Tyrosine

Our rating
 No smiley: On the available evidence, this treatment does not seem to be effective.

What does this rating mean?

The rating system

  • 3 smiliesThese treatments are very useful. They are strongly supported as effective by scientific evidence.
  • 2 smiliesThese treatments are useful. They are supported by scientific evidence as effective, but the evidence is not as strong.
  • 1 smileyThese treatments are promising and may be useful. They have some evidence to support them, but more evidence is needed to be sure they work.
  • No smiley On the available evidence, these treatments do not seem to be effective.
  • Question markThese treatments have not been properly researched. It is not possible to say whether they are useful or not.
  • These treatments are not recommended and could be dangerousSafety or other concerns have been raised for the use of these treatments.

What is it?

Tyrosine is an amino acid, one of the building blocks of protein. Tyrosine is found in protein-rich foods like meat, fish, eggs, dairy products and beans.

How does it work?

Tyrosine is used by the body to make the neurotransmitter (chemical messenger) noradrenaline. Noradrenaline is believed to be in short supply in the brains of people who are depressed.

Is it effective?

There is only one good scientific study on tyrosine as a treatment for depression. Participants in this study were 65 adults with clinicla depression. They were treated with either tyrosine supplements, an antidepressant medication (imipramine) or a placebo (dummy pill). Tyrosine was no more effective than the placebo at reducing depression.

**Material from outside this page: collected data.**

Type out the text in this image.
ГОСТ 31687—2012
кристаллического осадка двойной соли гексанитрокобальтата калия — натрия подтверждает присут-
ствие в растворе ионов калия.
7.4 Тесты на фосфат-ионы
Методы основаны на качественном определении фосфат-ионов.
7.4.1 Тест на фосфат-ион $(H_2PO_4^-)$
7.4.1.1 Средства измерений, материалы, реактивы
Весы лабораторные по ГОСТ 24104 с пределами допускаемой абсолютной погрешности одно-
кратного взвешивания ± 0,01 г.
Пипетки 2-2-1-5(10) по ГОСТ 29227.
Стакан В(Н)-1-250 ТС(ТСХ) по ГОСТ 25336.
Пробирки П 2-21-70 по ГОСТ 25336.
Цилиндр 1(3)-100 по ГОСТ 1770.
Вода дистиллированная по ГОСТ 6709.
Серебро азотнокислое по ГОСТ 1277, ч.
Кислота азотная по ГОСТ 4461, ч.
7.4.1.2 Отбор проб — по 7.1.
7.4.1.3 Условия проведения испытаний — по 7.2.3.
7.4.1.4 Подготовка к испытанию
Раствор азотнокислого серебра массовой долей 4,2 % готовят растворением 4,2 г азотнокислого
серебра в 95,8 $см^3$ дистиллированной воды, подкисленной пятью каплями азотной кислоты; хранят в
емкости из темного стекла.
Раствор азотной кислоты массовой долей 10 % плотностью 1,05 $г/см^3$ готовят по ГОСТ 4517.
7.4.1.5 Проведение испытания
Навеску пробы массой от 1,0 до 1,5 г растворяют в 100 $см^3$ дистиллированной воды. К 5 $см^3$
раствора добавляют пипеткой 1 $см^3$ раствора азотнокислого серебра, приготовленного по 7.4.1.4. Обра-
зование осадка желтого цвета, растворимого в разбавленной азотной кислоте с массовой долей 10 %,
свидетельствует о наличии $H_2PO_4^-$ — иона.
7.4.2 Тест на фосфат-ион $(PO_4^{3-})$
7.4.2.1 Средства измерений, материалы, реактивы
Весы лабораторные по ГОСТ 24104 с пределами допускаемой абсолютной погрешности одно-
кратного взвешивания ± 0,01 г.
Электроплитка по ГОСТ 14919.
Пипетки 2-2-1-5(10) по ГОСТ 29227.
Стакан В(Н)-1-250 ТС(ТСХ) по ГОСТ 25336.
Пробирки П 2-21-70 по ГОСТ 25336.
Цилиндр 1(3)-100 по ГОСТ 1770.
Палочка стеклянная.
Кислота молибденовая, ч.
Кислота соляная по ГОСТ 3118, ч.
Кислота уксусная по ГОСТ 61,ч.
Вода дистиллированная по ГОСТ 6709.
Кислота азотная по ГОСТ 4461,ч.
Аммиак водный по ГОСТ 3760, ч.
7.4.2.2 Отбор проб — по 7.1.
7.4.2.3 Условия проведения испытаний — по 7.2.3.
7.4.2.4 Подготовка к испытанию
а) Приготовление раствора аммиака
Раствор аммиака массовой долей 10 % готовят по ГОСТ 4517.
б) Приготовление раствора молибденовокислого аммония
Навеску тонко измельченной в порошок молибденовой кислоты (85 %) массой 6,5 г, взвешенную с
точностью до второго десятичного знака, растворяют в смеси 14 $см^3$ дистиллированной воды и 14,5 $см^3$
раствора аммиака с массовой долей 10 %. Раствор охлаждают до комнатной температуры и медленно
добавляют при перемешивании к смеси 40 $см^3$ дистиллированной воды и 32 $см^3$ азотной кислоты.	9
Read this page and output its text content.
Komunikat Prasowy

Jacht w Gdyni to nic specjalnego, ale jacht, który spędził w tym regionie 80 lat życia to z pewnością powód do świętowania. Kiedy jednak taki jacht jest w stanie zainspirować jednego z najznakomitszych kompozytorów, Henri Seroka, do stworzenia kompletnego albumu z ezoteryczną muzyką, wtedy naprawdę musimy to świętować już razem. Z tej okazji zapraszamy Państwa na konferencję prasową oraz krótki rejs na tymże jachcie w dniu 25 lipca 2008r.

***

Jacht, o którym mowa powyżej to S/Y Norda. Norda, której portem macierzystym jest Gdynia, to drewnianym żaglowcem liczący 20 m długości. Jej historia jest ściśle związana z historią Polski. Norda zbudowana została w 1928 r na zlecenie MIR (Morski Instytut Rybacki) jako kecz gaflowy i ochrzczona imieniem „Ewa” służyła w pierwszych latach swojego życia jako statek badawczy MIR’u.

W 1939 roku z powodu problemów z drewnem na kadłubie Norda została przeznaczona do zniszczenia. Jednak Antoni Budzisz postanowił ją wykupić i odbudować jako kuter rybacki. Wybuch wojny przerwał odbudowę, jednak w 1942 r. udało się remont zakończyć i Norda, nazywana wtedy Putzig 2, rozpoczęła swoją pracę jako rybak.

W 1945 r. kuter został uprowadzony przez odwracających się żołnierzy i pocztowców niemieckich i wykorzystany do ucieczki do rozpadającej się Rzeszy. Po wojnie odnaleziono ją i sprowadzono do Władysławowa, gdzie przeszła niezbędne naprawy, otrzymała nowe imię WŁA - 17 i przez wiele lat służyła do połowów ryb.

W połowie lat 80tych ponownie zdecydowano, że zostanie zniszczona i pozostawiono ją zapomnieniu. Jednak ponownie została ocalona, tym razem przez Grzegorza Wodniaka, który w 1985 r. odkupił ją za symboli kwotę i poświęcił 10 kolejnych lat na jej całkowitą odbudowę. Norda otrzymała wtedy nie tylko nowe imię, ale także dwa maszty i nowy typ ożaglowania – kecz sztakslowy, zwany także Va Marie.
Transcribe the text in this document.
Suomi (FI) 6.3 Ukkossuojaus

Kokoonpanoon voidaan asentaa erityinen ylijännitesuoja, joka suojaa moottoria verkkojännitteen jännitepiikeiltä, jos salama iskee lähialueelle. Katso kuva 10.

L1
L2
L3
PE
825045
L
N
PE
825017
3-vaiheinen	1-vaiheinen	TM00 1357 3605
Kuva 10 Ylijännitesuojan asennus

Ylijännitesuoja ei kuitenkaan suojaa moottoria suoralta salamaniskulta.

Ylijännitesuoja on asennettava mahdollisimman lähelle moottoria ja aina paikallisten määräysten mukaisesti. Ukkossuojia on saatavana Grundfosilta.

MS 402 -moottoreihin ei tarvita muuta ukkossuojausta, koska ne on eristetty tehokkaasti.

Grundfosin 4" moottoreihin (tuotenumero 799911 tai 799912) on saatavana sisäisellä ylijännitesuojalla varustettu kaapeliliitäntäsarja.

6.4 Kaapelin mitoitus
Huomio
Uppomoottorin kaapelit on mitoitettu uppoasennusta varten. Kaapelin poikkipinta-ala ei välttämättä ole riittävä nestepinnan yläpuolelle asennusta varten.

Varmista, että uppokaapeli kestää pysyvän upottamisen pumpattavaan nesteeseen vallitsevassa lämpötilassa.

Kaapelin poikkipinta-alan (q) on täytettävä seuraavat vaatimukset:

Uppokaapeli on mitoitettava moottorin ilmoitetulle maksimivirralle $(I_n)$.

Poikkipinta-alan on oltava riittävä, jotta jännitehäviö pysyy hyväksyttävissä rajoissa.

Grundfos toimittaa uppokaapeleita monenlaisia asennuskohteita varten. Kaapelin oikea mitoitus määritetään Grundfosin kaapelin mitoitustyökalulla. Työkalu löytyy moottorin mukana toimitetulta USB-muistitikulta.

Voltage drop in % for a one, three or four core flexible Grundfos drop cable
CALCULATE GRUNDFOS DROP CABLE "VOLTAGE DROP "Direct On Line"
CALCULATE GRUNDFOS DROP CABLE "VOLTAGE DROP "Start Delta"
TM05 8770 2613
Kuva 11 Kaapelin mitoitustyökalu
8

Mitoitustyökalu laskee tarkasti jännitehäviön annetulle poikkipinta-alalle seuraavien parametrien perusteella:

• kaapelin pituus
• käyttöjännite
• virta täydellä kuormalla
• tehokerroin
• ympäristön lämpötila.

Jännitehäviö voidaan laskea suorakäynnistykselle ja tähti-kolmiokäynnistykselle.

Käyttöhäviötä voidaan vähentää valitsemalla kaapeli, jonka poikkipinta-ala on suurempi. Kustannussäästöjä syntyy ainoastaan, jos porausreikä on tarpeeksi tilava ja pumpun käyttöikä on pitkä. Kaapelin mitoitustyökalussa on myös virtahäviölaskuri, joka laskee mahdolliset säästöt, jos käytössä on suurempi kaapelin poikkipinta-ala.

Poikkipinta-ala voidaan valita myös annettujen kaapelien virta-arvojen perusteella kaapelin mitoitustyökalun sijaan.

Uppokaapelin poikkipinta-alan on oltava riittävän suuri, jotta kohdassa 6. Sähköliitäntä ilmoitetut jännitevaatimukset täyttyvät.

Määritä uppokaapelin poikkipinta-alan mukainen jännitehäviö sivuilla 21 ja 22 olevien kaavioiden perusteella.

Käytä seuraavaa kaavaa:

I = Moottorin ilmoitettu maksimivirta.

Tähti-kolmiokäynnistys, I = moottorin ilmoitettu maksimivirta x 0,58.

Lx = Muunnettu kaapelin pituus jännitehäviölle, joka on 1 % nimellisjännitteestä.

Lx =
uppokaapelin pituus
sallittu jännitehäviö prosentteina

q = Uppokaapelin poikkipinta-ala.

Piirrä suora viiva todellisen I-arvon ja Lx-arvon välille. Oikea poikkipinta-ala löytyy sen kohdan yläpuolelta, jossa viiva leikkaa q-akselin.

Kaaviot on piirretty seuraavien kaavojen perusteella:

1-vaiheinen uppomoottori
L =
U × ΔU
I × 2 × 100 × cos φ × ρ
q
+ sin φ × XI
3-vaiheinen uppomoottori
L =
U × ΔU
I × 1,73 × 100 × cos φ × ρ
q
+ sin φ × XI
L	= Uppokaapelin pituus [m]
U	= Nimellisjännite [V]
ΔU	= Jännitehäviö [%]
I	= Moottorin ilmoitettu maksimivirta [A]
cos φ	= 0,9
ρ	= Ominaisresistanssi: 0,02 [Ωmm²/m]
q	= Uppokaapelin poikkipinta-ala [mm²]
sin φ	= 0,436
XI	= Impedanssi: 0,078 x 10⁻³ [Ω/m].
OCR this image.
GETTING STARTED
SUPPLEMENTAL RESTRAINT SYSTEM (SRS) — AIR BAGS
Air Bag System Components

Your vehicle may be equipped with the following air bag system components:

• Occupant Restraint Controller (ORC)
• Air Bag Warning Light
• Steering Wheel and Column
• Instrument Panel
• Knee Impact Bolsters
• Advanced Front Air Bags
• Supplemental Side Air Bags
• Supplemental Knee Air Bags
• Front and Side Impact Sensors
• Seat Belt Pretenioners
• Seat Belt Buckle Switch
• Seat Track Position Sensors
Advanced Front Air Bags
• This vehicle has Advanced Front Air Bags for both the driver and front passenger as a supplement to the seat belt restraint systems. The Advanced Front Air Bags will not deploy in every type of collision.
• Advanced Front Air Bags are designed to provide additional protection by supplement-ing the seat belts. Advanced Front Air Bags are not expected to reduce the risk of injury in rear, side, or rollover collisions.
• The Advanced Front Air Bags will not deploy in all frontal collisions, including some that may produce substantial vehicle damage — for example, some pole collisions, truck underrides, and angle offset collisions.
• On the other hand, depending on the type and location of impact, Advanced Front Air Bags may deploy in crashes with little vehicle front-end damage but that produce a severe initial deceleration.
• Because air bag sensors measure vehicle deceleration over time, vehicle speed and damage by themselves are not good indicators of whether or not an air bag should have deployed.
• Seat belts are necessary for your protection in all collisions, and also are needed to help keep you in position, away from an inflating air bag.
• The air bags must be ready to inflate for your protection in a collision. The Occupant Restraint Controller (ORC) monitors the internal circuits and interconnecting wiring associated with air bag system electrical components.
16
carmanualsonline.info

Are there any disadvantages?

While tyrosine seems to be well tolerated, tyrosine supplements could cause side effects in some people. Like all supplements, it’s best to talk to your doctor or pharmacist if you are thinking of taking tyrosine to see if it could interfere with any other medication you are taking.

Where do you get it?

Tyrosine is available as a dietary supplement from health food shops.

Recommendation

On the limited evidence available, tyrosine is not an effective treatment for depression.

Key references

  • Gelenberg AJ, Wojcik JD, Falk WE, et al. Tyrosine for depression: a double-blind trial. Journal of Affective Disorders 1990; 19: 125-132.